Is My Crown Too Thin to Transplant? (with Photo)
Dear Dr. Rassman,
I am a 27 year old male who experienced extensive hair loss following the use of Accutane about 6 years ago. The hair loss stopped after about 18 months, but the original volume never recovered. I’ve been using Rogaine and Propecia for about 5 years. While my hair loss seems to have slowed (it’s been very gradually thinning ever since), the crown remains very thin to the point where it appears as an obvious bald spot, and my hair color (dark brown) exacerbates the problem.
I’ve attached some photos. I had a hair transplant evaluation two years ago by a dermatologist who specializes in hair science- he told me that while I have a thin crown, it wasn’t thin/bald enough to justify a hair transplant because the transplant would likely damage/destroy too many of my remaining crown hairs for there to be marginal gains in density. At the time of the evaluation, I had mistakenly left some hair thickening product in which may have influenced that evaluation.
My question is as follows: at what point in the balding process would most reputable doctors determine that the marginal gains of a hair transplant to the crown justify any damage/loss to whats left of the original hair in that area? Is there a certain metric that’s used (ie hairs per centimeter in the area)? Furthermore, I was just curious about the typical number of grafts required to restore a natural crown, given that the crown is very thin but not completely bald? Thanks!
Generally, men your age will respond to finasteride (Propecia) with regrowth in the crown, but clearly from your email, this was not your case. A good doctor should work with you through the specific logic and goals in your case.
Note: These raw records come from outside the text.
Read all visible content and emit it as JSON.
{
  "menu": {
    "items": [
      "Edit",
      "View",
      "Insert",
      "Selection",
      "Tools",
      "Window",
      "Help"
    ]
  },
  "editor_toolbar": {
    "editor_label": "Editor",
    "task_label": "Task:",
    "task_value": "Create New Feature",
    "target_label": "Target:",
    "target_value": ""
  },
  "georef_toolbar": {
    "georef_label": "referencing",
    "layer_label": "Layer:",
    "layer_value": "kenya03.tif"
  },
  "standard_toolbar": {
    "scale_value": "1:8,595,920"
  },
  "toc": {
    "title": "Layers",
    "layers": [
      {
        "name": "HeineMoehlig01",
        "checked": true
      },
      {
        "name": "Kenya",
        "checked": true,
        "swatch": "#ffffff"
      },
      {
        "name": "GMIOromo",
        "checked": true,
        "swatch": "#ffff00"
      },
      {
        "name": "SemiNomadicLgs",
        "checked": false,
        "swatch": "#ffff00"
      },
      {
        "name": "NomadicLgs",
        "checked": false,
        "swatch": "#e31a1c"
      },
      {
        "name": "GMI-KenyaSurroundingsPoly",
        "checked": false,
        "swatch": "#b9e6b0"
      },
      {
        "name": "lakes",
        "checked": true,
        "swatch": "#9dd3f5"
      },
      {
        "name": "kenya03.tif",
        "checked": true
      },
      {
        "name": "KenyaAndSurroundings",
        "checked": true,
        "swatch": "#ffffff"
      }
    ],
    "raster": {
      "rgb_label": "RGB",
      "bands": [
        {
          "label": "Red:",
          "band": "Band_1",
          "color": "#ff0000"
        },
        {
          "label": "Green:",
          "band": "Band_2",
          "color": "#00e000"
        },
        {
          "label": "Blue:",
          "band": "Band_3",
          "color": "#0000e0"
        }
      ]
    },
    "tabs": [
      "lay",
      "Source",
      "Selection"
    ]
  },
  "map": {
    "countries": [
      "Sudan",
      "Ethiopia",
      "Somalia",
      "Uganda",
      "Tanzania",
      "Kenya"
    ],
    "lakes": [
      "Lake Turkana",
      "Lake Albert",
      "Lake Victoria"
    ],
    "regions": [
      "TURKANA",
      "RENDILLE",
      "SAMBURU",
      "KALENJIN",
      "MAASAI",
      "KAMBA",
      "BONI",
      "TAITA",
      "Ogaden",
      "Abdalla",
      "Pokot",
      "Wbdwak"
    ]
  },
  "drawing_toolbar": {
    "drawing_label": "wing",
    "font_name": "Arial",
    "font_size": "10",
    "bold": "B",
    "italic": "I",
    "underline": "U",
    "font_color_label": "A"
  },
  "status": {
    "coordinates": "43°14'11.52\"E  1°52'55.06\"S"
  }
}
Treatment options may include Scalp MicroPigmentation / SMP (as long as you have hair there, this is a good option) or a hair transplant with between 1500-2000 grafts. The higher number is for individuals with fine hair.
Without an examination, it’s difficult for me to tell just how thin your crown is or what appropriate action you could take. There’s no exact metric to determine when the right time to transplant is. Everyone is different. Since it has been 2 years since your last evaluation with a physician, you should consider seeing a doctor again to find out if your options have changed.